The transformation of K-12 eLearning by the innovation of eLearning will happen. The only issue is who will be the “pioneers” (who are the arrow catchers) and the “sod-busters” (who profit from the pioneer do-daring). I recently met and chatted with an eLearning pioneer. Her name is Barbara Bartlett. But first let me set the stage.

At the our Arizona Business Leaders dinner meeting last Thursday our speaker with was Bryan Bartlett, retired Chief Engineer of Saudi Aramco after 23 years. Saudi Aramco is tasked with managing the oil assets of Saudi Arabia – over 25% of the world’s oil reserves. He had more computing power at his command than NASA, Sandia and Los Alamos labs combined. I believe him when he said that with present consumption levels, oil will be all used up in 35 years and natural gas in 50 years.

But to our point, Barbara was an eLearning teacher in the rich Saudi Arabian schools. Her story was identical to most eLearning pioneers. Kids were shuffled in and out of her computer lab whose software did not teach, and computers and systems were continually failing. Technical support was little and late. When the computers went into the classrooms with little or no teacher professional development or instructional curriculum they had little effect.

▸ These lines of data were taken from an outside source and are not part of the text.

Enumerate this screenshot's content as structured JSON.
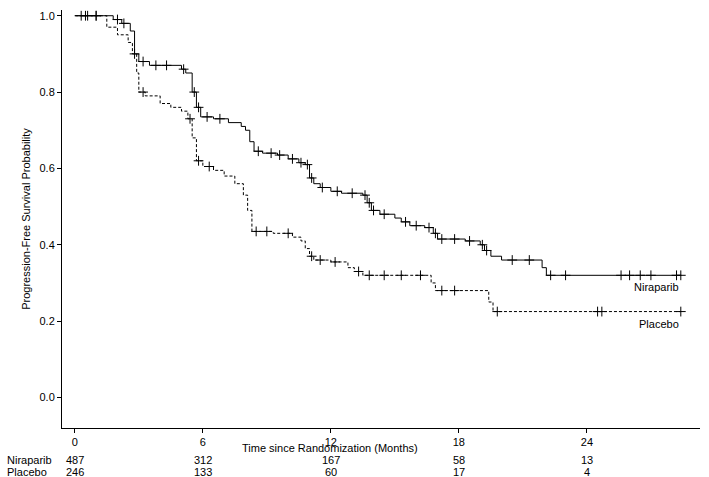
{
  "chart_data": {
    "type": "step",
    "x_label": "Time since Randomization (Months)",
    "y_label": "Progression-Free Survival Probability",
    "xlim": [
      -0.6,
      29.3
    ],
    "xticks": [
      0,
      6,
      12,
      18,
      24
    ],
    "ylim": [
      -0.08,
      1.015
    ],
    "yticks": [
      {
        "value": 0,
        "label": "0.0"
      },
      {
        "value": 0.2,
        "label": "0.2"
      },
      {
        "value": 0.4,
        "label": "0.4"
      },
      {
        "value": 0.6,
        "label": "0.6"
      },
      {
        "value": 0.8,
        "label": "0.8"
      },
      {
        "value": 1,
        "label": "1.0"
      }
    ],
    "grid": false,
    "marker": "cross",
    "series": [
      {
        "name": "Niraparib",
        "color": "#000000",
        "line_style": "solid",
        "x": [
          0,
          1.8,
          2.2,
          2.6,
          2.8,
          3.0,
          3.5,
          5.0,
          5.2,
          5.5,
          5.7,
          5.9,
          6.5,
          7.2,
          7.8,
          8.0,
          8.2,
          8.4,
          8.8,
          9.5,
          10.0,
          10.5,
          10.8,
          11.0,
          11.2,
          11.5,
          12.0,
          12.5,
          13.5,
          13.7,
          13.9,
          14.3,
          15.0,
          15.3,
          15.7,
          16.4,
          16.8,
          17.0,
          18.3,
          19.0,
          19.2,
          19.5,
          20.0,
          21.9,
          22.1,
          28.4
        ],
        "values": [
          1.0,
          0.99,
          0.98,
          0.96,
          0.9,
          0.88,
          0.87,
          0.86,
          0.85,
          0.8,
          0.76,
          0.735,
          0.73,
          0.72,
          0.71,
          0.7,
          0.67,
          0.645,
          0.64,
          0.635,
          0.625,
          0.615,
          0.61,
          0.575,
          0.56,
          0.55,
          0.54,
          0.535,
          0.53,
          0.51,
          0.49,
          0.48,
          0.47,
          0.46,
          0.45,
          0.445,
          0.43,
          0.415,
          0.41,
          0.4,
          0.385,
          0.37,
          0.36,
          0.34,
          0.32,
          0.32
        ],
        "censored_x": [
          0.3,
          0.6,
          1.0,
          2.0,
          2.3,
          3.2,
          3.8,
          4.3,
          5.1,
          5.6,
          5.8,
          6.2,
          6.8,
          8.6,
          9.2,
          9.6,
          10.2,
          10.6,
          10.9,
          11.1,
          11.6,
          12.3,
          13.0,
          13.6,
          13.8,
          14.0,
          14.5,
          15.5,
          16.0,
          16.6,
          16.9,
          17.2,
          17.8,
          18.5,
          19.1,
          19.3,
          20.5,
          21.3,
          22.3,
          23.0,
          25.6,
          26.0,
          26.5,
          27.0,
          28.2,
          28.4
        ],
        "censored_values": [
          1.0,
          1.0,
          1.0,
          0.99,
          0.98,
          0.88,
          0.87,
          0.87,
          0.86,
          0.8,
          0.76,
          0.735,
          0.73,
          0.645,
          0.64,
          0.635,
          0.625,
          0.615,
          0.61,
          0.575,
          0.55,
          0.54,
          0.535,
          0.53,
          0.51,
          0.49,
          0.48,
          0.46,
          0.45,
          0.445,
          0.43,
          0.415,
          0.415,
          0.41,
          0.4,
          0.385,
          0.36,
          0.36,
          0.32,
          0.32,
          0.32,
          0.32,
          0.32,
          0.32,
          0.32,
          0.32
        ]
      },
      {
        "name": "Placebo",
        "color": "#000000",
        "line_style": "dashed",
        "x": [
          0,
          1.5,
          2.0,
          2.5,
          2.7,
          2.9,
          3.0,
          3.3,
          4.0,
          4.5,
          5.0,
          5.3,
          5.5,
          5.7,
          6.0,
          6.5,
          7.0,
          7.5,
          7.9,
          8.1,
          8.3,
          9.3,
          10.2,
          10.6,
          10.8,
          11.0,
          11.2,
          12.0,
          12.8,
          13.1,
          13.5,
          16.7,
          16.9,
          19.4,
          19.6,
          28.4
        ],
        "values": [
          1.0,
          0.97,
          0.95,
          0.93,
          0.9,
          0.85,
          0.8,
          0.79,
          0.77,
          0.76,
          0.75,
          0.73,
          0.68,
          0.62,
          0.605,
          0.595,
          0.58,
          0.56,
          0.53,
          0.49,
          0.435,
          0.43,
          0.42,
          0.41,
          0.39,
          0.37,
          0.36,
          0.355,
          0.34,
          0.33,
          0.32,
          0.3,
          0.28,
          0.25,
          0.225,
          0.225
        ],
        "censored_x": [
          0.5,
          1.0,
          2.8,
          3.2,
          5.4,
          5.8,
          6.3,
          8.5,
          9.0,
          10.0,
          11.1,
          11.5,
          12.2,
          13.3,
          13.8,
          14.5,
          15.3,
          16.2,
          17.2,
          17.8,
          19.8,
          24.5,
          24.7,
          28.4
        ],
        "censored_values": [
          1.0,
          1.0,
          0.9,
          0.8,
          0.73,
          0.62,
          0.605,
          0.435,
          0.435,
          0.43,
          0.37,
          0.36,
          0.355,
          0.33,
          0.32,
          0.32,
          0.32,
          0.32,
          0.28,
          0.28,
          0.225,
          0.225,
          0.225,
          0.225
        ]
      }
    ],
    "risk_table": {
      "x": [
        0,
        6,
        12,
        18,
        24
      ],
      "rows": [
        {
          "name": "Niraparib",
          "values": [
            487,
            312,
            167,
            58,
            13
          ]
        },
        {
          "name": "Placebo",
          "values": [
            246,
            133,
            60,
            17,
            4
          ]
        }
      ]
    }
  }
}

When she left they had been moved back to the computer labs.

Over the past decade we “sod-busters” have learned a lot from these pioneers. We have learned that we must focus and fund teacher education and professional development, digital curriculum and technical support each at the same level as computers and connectivity. We have also learned that eLearning must be designed within the teacher-student nexus to serve the specific learning needs. This knowledge is now showing up in state initiatives.

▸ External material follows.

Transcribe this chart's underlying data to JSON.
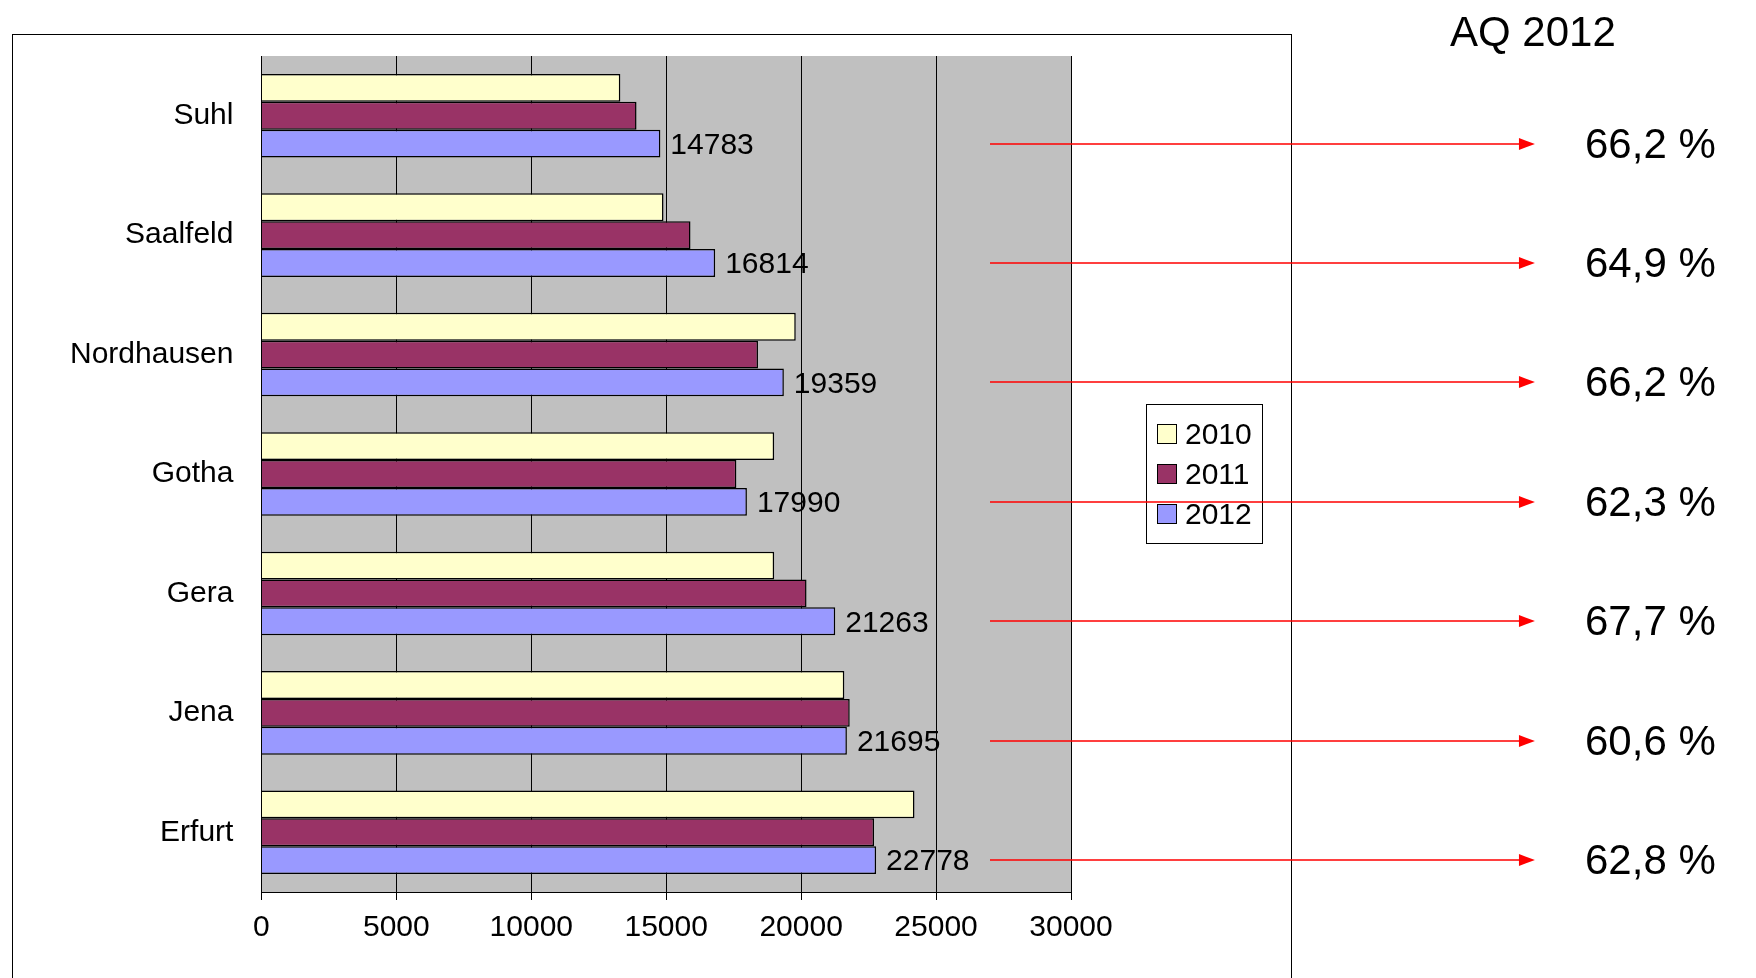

In 2005 Texas House Bill 4 allocated $400 million for this type of eLearning program for K-12 students. It initial success but when bundled with other education bills it was lost when the package was defeated.

Our Arizona SB1181 which led with $150 million to launch the eSATS system design did not make it out of the Senate in 2005.

North Carolina is working to launch small (400 students) New Technology High Schools, one for each county. They are very interested in eSATS and we expect to visit them in January.

Singapore’s Master Plan II (mp2) has shifted from Information Technology in schools (mp1) to “a systemic and holistic approach in which all the key pieces – curriculum, assessment, instruction and professional development, pupil learning and culture of the school are integrated and addressed.”
Are we at the tipping point for K-12 eLearning? I think we are. With the year a state of significant size will fully commit to implement a holistic eLearning system for all its children. Arizona must be that state. Even with it others launch in parallel, we will have a better design and support from our unique Arizona cluster of eLearning enterprises.